Artist of the month: Robert Walker Macbeth RA (1848-1910)

Robert Walker Macbeth RA, The Lass that a Sailor Loves, 1903. Oil on canvas
Walker Macbeth painted contemporary scenes of rural and fishing communities as well as historical genre scenes in the manner of William Quiller Orchardson. The Lass that a Sailor Loves is romantic and sentimental in tone and may be set in Brittany as it relates stylistically to other works he painted in that area. Although executed in oils, the painting has some of the qualities of a watercolour drawing, in its freshness of tone and crispness of colour.
Macbeth was deeply influenced by the work of British ruralists of the 1860s such as George Heming Mason, Frederick Walker and GJ Pinwell. Reviewing the Royal Academy exhibition of 1881 the critic for The Times noted:
‘Mr. Macbeth is the only artist now living among us who retains the power of the late Fred Walker of giving to his peasantry the simple dignity of movement and something of the antique nobility of form which we are accustomed to connect with the thought of Grecian sculpture. That he is able to do this without sacrifice of truth is no small praise.’

Sir Hubert von Herkomer RA, Portrait of Robert Walker Macbeth, 1892. Watercolour
Robert Walker Macbeth, was the son of the portrait painter Norman Macbeth (1821-1888) and brother of the artist Henry Raeburn-Macbeth, ARA (1860–1947). He studied at the Royal Scottish Academy School and first exhibited at the Royal Scottish Academy in 1867. He exhibited at the Dudley Gallery in 1869, moving to London the following year and began to work for The Graphic. Macbeth attended the Royal Academy Schools from 1871 to 1872. He exhibited at the Royal Academy regularly from 1873 until 1904 and also exhibited at the Grosvenor Gallery.
From the mid 1870s to late 1880s he spent long periods in the fenlands of Lincolnshire, painting scenes of field labourers such as A Lincolnshire Gang (1876), and Potato Harvest in the Fens (1877).
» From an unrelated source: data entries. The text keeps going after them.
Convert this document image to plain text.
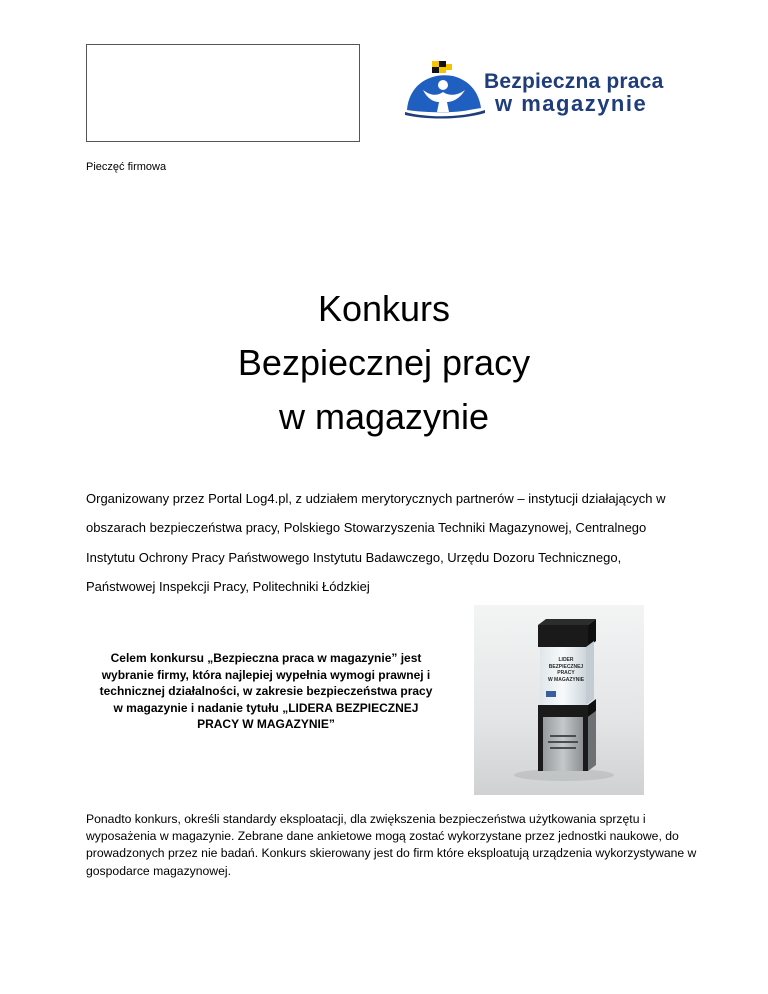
Pieczęć firmowa
Bezpieczna praca
w magazynie
Konkurs
Bezpiecznej pracy
w magazynie
Organizowany przez Portal Log4.pl, z udziałem merytorycznych partnerów – instytucji działających w obszarach bezpieczeństwa pracy, Polskiego Stowarzyszenia Techniki Magazynowej, Centralnego Instytutu Ochrony Pracy Państwowego Instytutu Badawczego, Urzędu Dozoru Technicznego, Państwowej Inspekcji Pracy, Politechniki Łódzkiej
Celem konkursu „Bezpieczna praca w magazynie” jest wybranie firmy, która najlepiej wypełnia wymogi prawnej i technicznej działalności, w zakresie bezpieczeństwa pracy w magazynie i nadanie tytułu „LIDERA BEZPIECZNEJ PRACY W MAGAZYNIE”
LIDER
BEZPIECZNEJ
PRACY
W MAGAZYNIE
Ponadto konkurs, określi standardy eksploatacji, dla zwiększenia bezpieczeństwa użytkowania sprzętu i wyposażenia w magazynie. Zebrane dane ankietowe mogą zostać wykorzystane przez jednostki naukowe, do prowadzonych przez nie badań. Konkurs skierowany jest do firm które eksploatują urządzenia wykorzystywane w gospodarce magazynowej.
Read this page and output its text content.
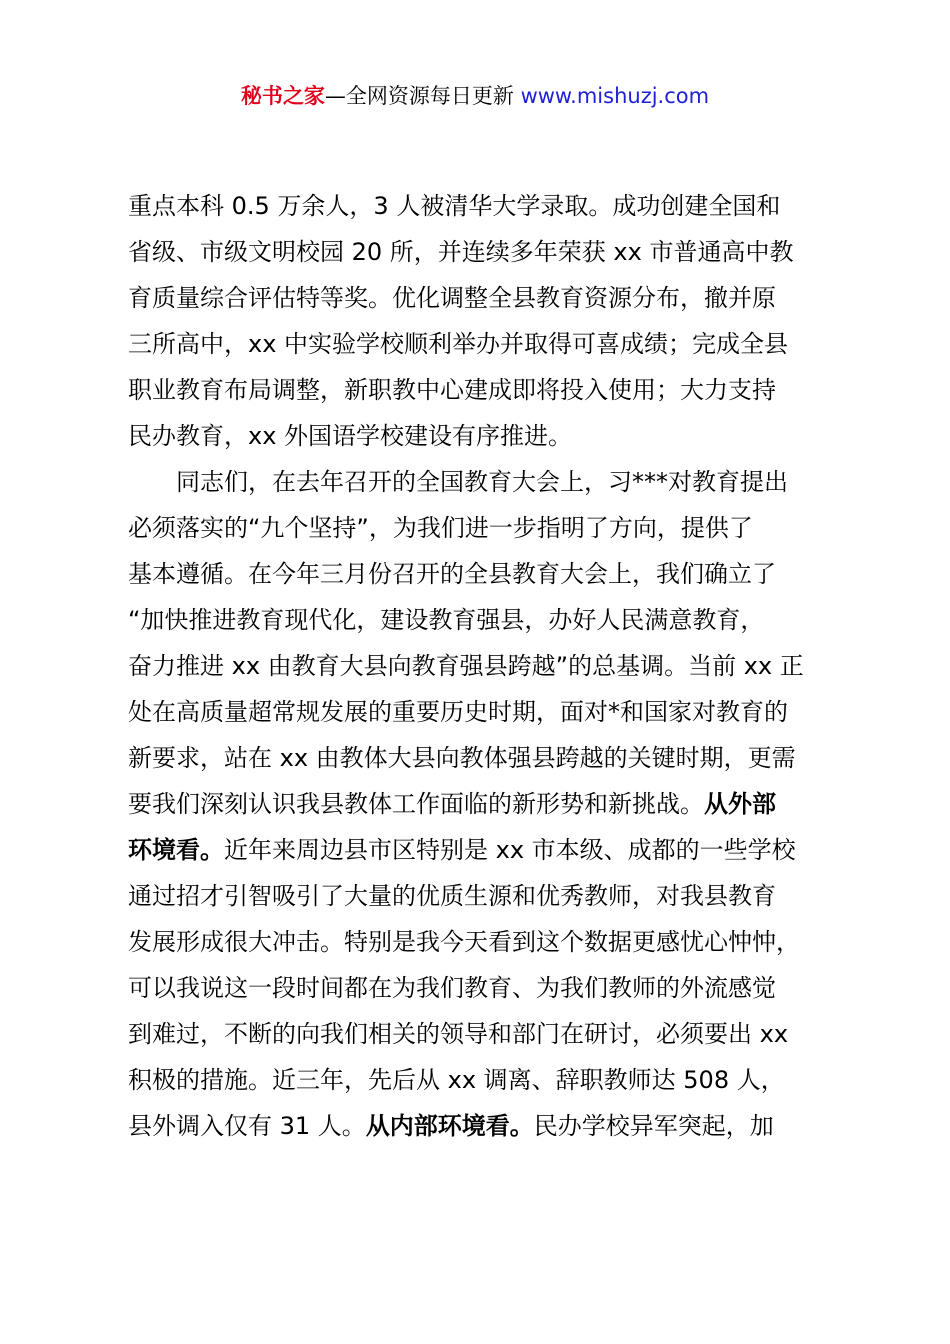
秘书之家—全网资源每日更新 www.mishuzj.com
重点本科 0.5 万余人，3 人被清华大学录取。成功创建全国和
省级、市级文明校园 20 所，并连续多年荣获 xx 市普通高中教
育质量综合评估特等奖。优化调整全县教育资源分布，撤并原
三所高中，xx 中实验学校顺利举办并取得可喜成绩；完成全县
职业教育布局调整，新职教中心建成即将投入使用；大力支持
民办教育，xx 外国语学校建设有序推进。
同志们，在去年召开的全国教育大会上，习***对教育提出
必须落实的“九个坚持”，为我们进一步指明了方向，提供了
基本遵循。在今年三月份召开的全县教育大会上，我们确立了
“加快推进教育现代化，建设教育强县，办好人民满意教育，
奋力推进 xx 由教育大县向教育强县跨越”的总基调。当前 xx 正
处在高质量超常规发展的重要历史时期，面对*和国家对教育的
新要求，站在 xx 由教体大县向教体强县跨越的关键时期，更需
要我们深刻认识我县教体工作面临的新形势和新挑战。从外部
环境看。近年来周边县市区特别是 xx 市本级、成都的一些学校
通过招才引智吸引了大量的优质生源和优秀教师，对我县教育
发展形成很大冲击。特别是我今天看到这个数据更感忧心忡忡，
可以我说这一段时间都在为我们教育、为我们教师的外流感觉
到难过，不断的向我们相关的领导和部门在研讨，必须要出 xx
积极的措施。近三年，先后从 xx 调离、辞职教师达 508 人，
县外调入仅有 31 人。从内部环境看。民办学校异军突起，加
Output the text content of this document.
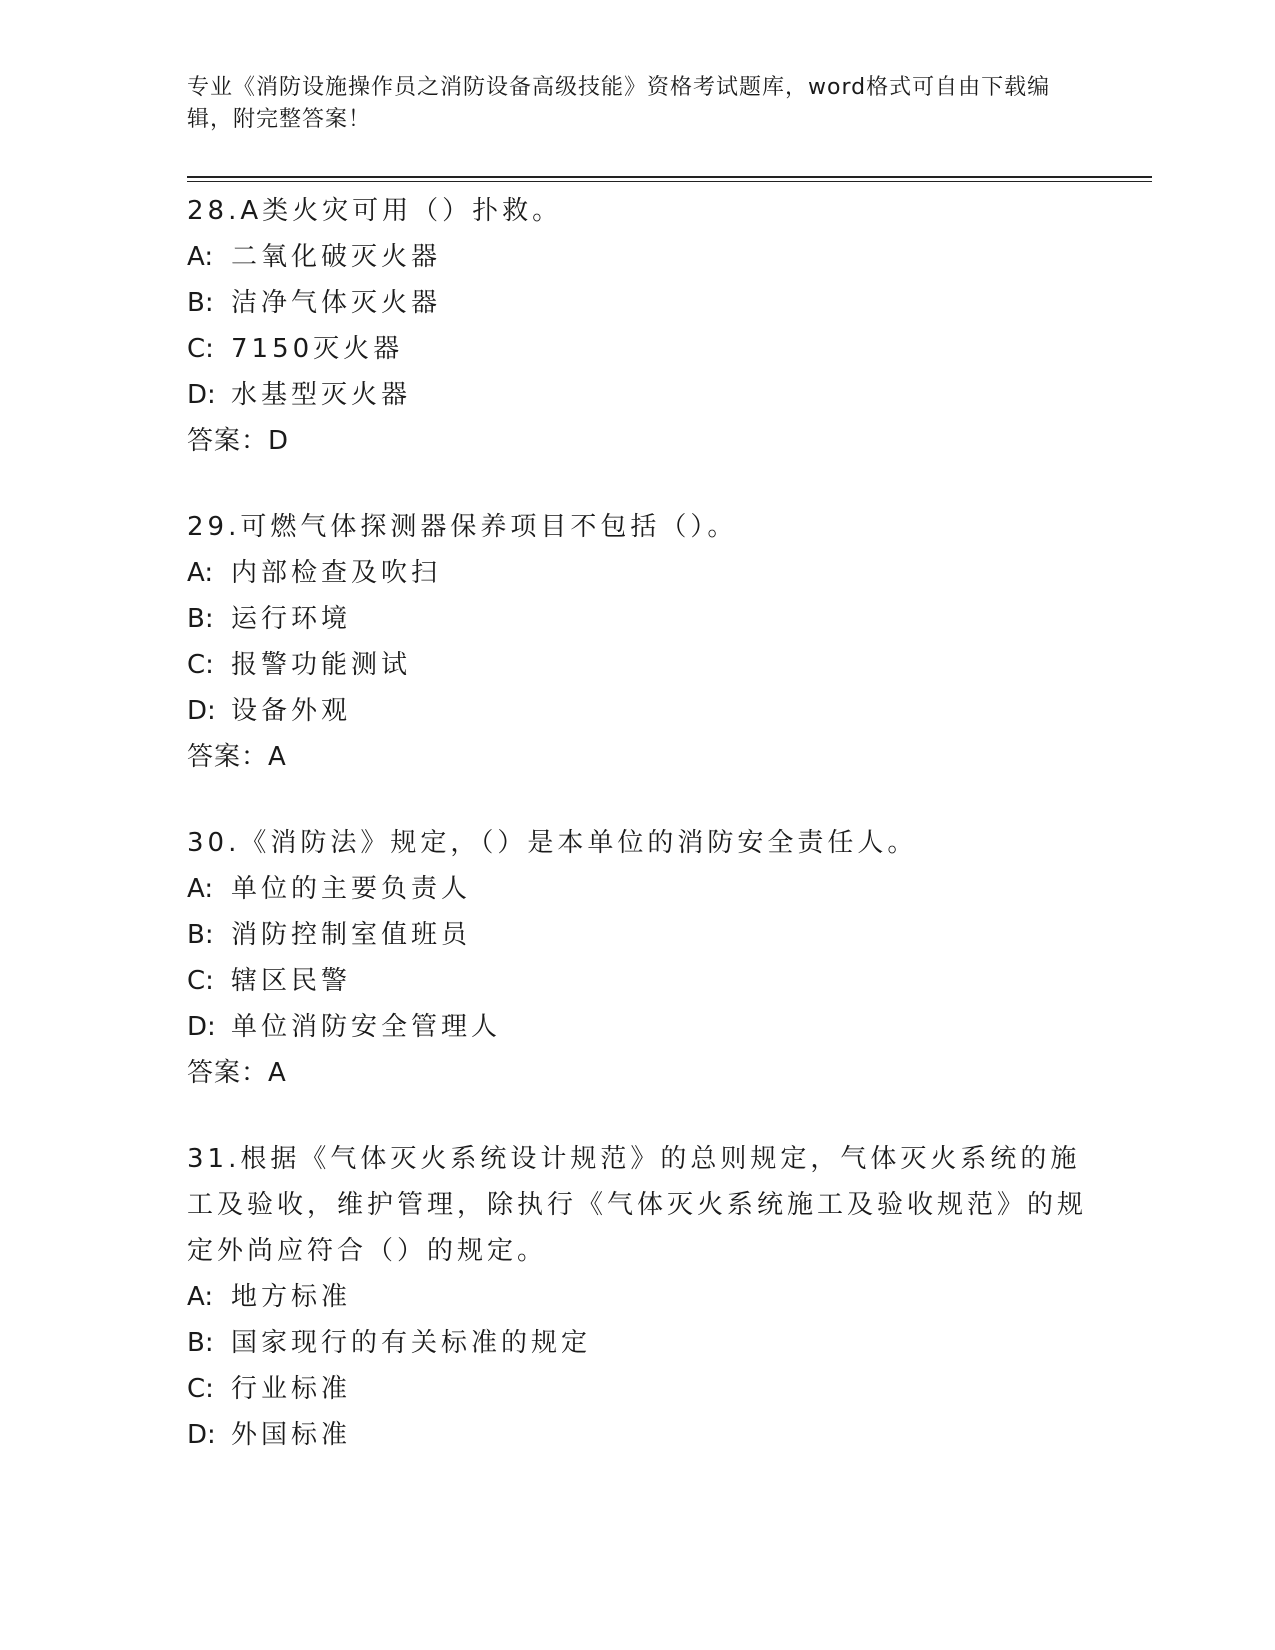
专业《消防设施操作员之消防设备高级技能》资格考试题库，word格式可自由下载编辑，附完整答案！

28.A类火灾可用（）扑救。

A: 二氧化破灭火器

B: 洁净气体灭火器

C: 7150灭火器

D: 水基型灭火器

答案：D

29.可燃气体探测器保养项目不包括（）。

A: 内部检查及吹扫

B: 运行环境

C: 报警功能测试

D: 设备外观

答案：A

30.《消防法》规定，（）是本单位的消防安全责任人。

A: 单位的主要负责人

B: 消防控制室值班员

C: 辖区民警

D: 单位消防安全管理人

答案：A

31.根据《气体灭火系统设计规范》的总则规定，气体灭火系统的施工及验收，维护管理，除执行《气体灭火系统施工及验收规范》的规定外尚应符合（）的规定。

A: 地方标准

B: 国家现行的有关标准的规定

C: 行业标准

D: 外国标准
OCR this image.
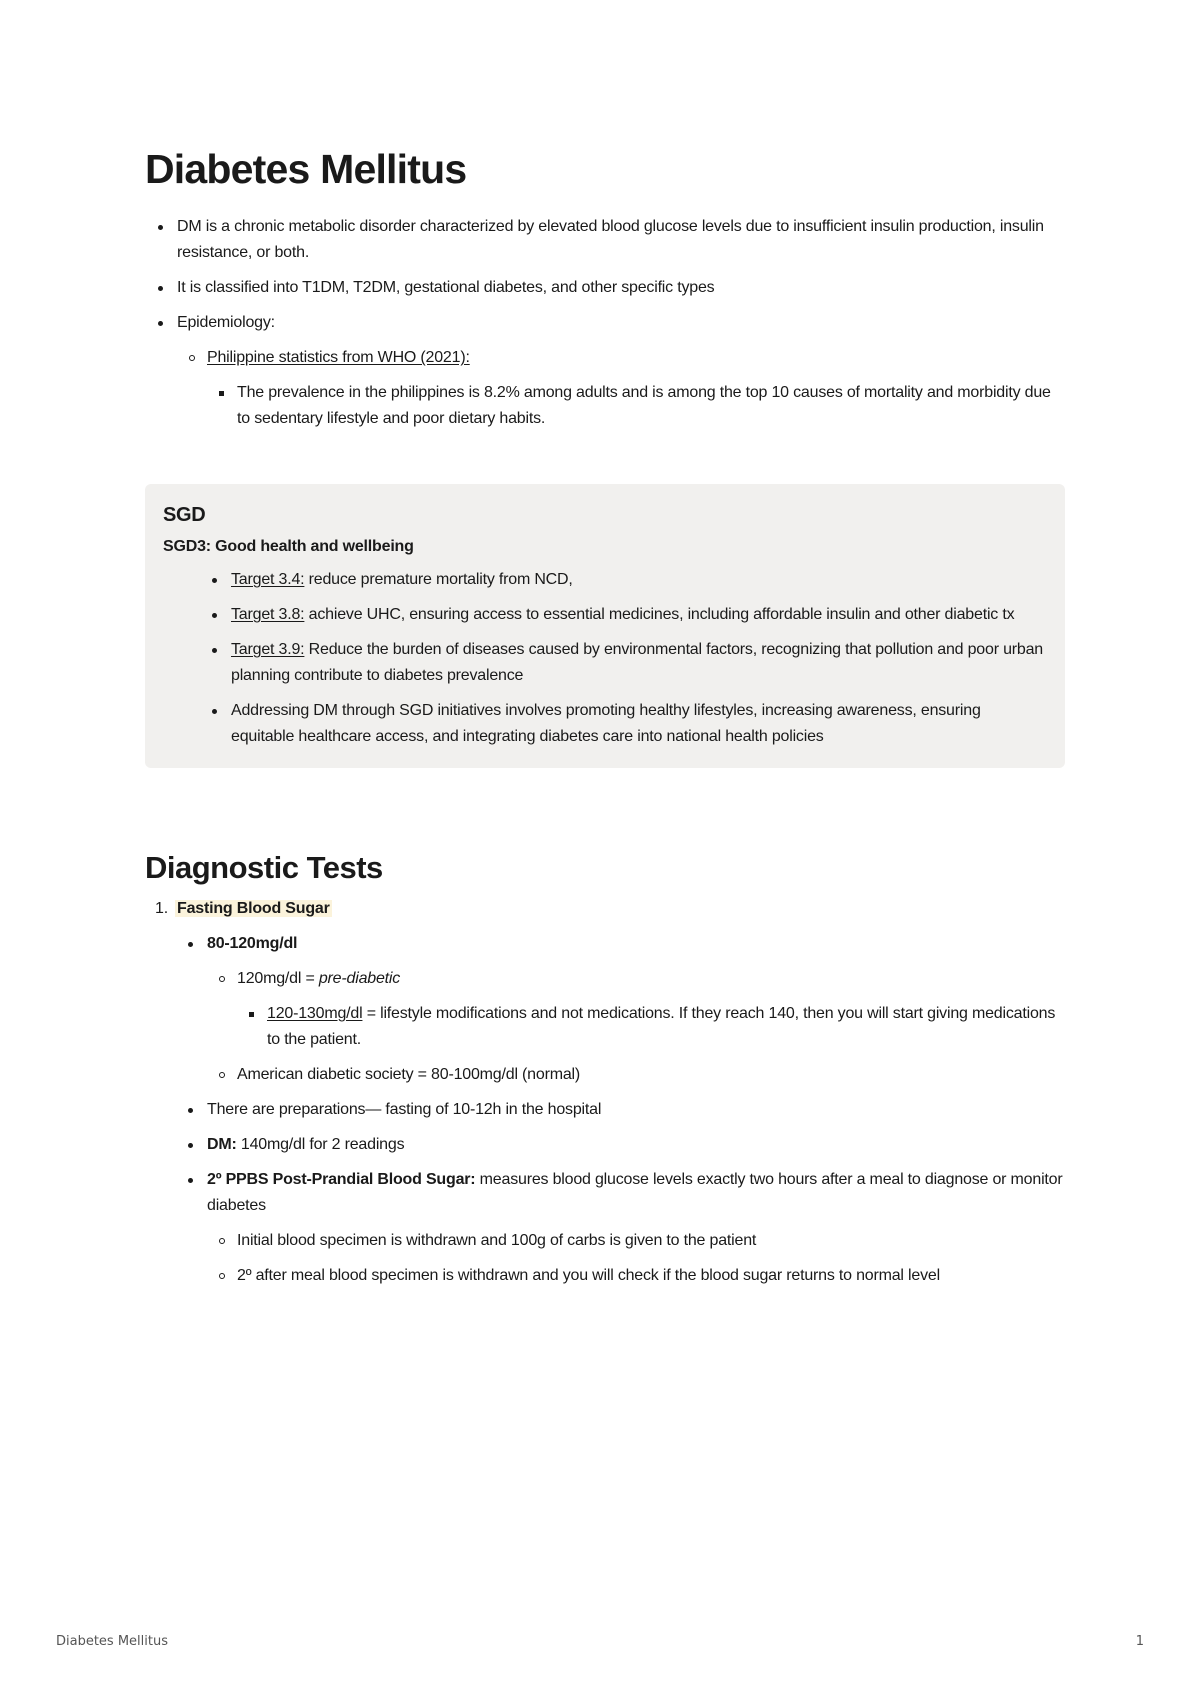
Diabetes Mellitus
DM is a chronic metabolic disorder characterized by elevated blood glucose levels due to insufficient insulin production, insulin resistance, or both.
It is classified into T1DM, T2DM, gestational diabetes, and other specific types
Epidemiology:
Philippine statistics from WHO (2021):
The prevalence in the philippines is 8.2% among adults and is among the top 10 causes of mortality and morbidity due to sedentary lifestyle and poor dietary habits.
SGD
SGD3: Good health and wellbeing
Target 3.4: reduce premature mortality from NCD,
Target 3.8: achieve UHC, ensuring access to essential medicines, including affordable insulin and other diabetic tx
Target 3.9: Reduce the burden of diseases caused by environmental factors, recognizing that pollution and poor urban planning contribute to diabetes prevalence
Addressing DM through SGD initiatives involves promoting healthy lifestyles, increasing awareness, ensuring equitable healthcare access, and integrating diabetes care into national health policies
Diagnostic Tests
1. Fasting Blood Sugar
80-120mg/dl
120mg/dl = pre-diabetic
120-130mg/dl = lifestyle modifications and not medications. If they reach 140, then you will start giving medications to the patient.
American diabetic society = 80-100mg/dl (normal)
There are preparations— fasting of 10-12h in the hospital
DM: 140mg/dl for 2 readings
2º PPBS Post-Prandial Blood Sugar: measures blood glucose levels exactly two hours after a meal to diagnose or monitor diabetes
Initial blood specimen is withdrawn and 100g of carbs is given to the patient
2º after meal blood specimen is withdrawn and you will check if the blood sugar returns to normal level
Diabetes Mellitus	1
These rural subjects were to feature consistently through the remainder of Macbeth’s career.
This portrait drawing (above) is by Hubert von Herkomer, who is better known for his paintings of social realist subjects. Herkomer did though turn to the more lucrative field of portraiture during the 1880s. His ability to rapidly paint large-scale formal portraits brought him considerable success and financial rewards. However, his commissioned works bear little resemblance to his smaller and more intimate portraits of friends, such as this small, lively watercolour made as a gift for his fellow artist Robert Walker Macbeth.
Born in Bavaria, Germany, Herkomer met the Scottish landscape painter and printmaker Robert Walker Macbeth in London where both began their careers producing illustrations for the new journal The Graphic.

Frances Hodgson Burnett, Two little pilgrims' progress: a story of the City Beautiful ...with illustrations by RW Macbeth ARA. London: Frederick Warne & Co., 1895
As well as painting in oils and watercolours Macbeth was an accomplished etcher. He made etchings after the works of contemporaries such as Frederick Walker, GH Mason, W Dendy Sadler and Edward Burne-Jones as well as a series of etchings after paintings by Velásquez and Titian in the Prado, Madrid. He also illustrated many books and magazines including FG Jackson's A Thousand Days in the Arctic (1899) and journals such as Once a Week, The Sunday Magazine and English Illustrated Magazine.
The vignette on the upper cover of this book is close in manner to Macbeth's illustrations in the book.

Ralph Winwood Robinson, Photograph of Robert Walker Macbeth, c.1889-91. Platinotype print
This photograph is one of a series published in a volume of fifty-eight plates of Members And Associates Of The Royal Academy Of Arts 1891 Photographed In Their Studios By Ralph W Robinson Of Red Hill [London] (1892.)
Although Macbeth moved to Somerset around 1887 he kept his house in London where this photograph was probably taken. His address was Longsden in Carlton Hill, which was in the vicinity of St John's Wood, an area notable for its popularity with artists since the eighteenth century and home to many Academicians. Macbeth is shown taking a break from work on a plate above which is a screen used to diffuse the light. On the easel behind him are working proofs of other prints he was working on. One is identifiable as a print he engraved after Frederick Walker’s watercolour of Spring (1864, Victoria & Albert Museum) which was published by Thomas Agnew & Sons in 1889.
- The Lass that a Sailor Loves is on view at the Royal Academy on Norman Shaw stairs until the beginning of Sept 2008.